There is also plenty of evidence to show that the act of riding an elephant itself is cruel, and can cause damage to the spine and stunt growth. The lack of welfare standards for sanctuaries and camps means they can be ridden all day, chained all day, carry as many tourists as will fit on their backs, and hit with bull hooks to control them. In extreme cases, they may also be given amphetamines to suppress their huge appetites and make them work longer hours.
For some though, the age-old tradition of elephant handling is a precious way of life to many communities, passed through the generations and should not be toiled with. It is for this reason that I believe a gradual change is needed, to allow time and adequate support for communities to adapt.
Additionally, defenders of elephant riding may compare it to horse riding. The key misunderstanding is that elephants are not, in fact, "domesticated" - they are captive, wild elephants. Due to the difficulty of breeding elephants in captivity, they have never undergone controlled breeding in the same way as other domesticated animals; all their wild instincts remain even if they have been born in captivity or captured as babies.
How to be an elephant-friendly traveller
- If you are considering an encounter with African or Asia elephant as part of a future holiday, research carefully before choosing an elephant camp or sanctuary to visit. Look at the websites along with review sites to see what other travellers have to say and avoid those that offer performances and rides, and that keep their elephants in chains.
- Responsibletravel.com's (http://www.responsibletravel.com/holidays/elephant-conservation) elephant holidays have already been screened and do not support sanctuaries or camps that offer performances or rides.

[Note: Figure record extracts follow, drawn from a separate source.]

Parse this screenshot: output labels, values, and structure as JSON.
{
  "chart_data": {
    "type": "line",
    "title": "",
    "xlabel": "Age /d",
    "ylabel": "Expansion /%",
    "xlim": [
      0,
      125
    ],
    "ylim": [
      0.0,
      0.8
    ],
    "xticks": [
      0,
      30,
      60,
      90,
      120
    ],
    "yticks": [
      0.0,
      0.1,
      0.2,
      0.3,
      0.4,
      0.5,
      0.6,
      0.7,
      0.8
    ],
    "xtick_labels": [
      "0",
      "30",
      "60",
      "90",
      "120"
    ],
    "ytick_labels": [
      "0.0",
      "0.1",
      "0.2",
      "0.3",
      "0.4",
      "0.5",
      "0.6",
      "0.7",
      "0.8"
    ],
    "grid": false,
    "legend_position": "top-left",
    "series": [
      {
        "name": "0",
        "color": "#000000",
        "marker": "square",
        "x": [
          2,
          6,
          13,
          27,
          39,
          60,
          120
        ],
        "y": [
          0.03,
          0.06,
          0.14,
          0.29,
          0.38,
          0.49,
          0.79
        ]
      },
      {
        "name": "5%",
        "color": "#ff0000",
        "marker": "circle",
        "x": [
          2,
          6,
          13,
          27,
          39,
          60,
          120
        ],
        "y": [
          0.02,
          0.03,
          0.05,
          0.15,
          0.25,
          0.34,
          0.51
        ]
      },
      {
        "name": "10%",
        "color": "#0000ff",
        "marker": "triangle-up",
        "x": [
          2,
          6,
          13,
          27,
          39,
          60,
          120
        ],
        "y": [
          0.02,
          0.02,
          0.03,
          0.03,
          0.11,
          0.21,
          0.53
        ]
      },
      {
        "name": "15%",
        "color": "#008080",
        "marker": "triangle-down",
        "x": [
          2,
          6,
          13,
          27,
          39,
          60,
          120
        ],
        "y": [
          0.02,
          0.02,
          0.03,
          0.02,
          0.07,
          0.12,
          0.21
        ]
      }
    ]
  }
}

- Asking questions can help, as Dave Tucker from The Beyond Tourism Co explains: "I keep hearing stories of Thai-run elephant camps that are changing to be 'no rides' within Thailand because of what customers were saying to them. So my advice to tourists is: if the camp is doing shows or rides, avoid it. Even better, write them an email and tell them why you are avoiding it so that it's very clear and unambiguous and puts more pressure on them to change things."
- Consider viewing these animals in the wild instead. Nothing beats seeing a truly wild elephant strutting across the African savannah or shuffling through an Asian forest. You will learn far more in just a few minutes with a wild herd than you would from days with a captive individual.
With a little thought and a questioning mind we can still enjoy these wonderful creatures; creating travel memories that will last forever and helping to conserve this precious endangered species for many generations to come.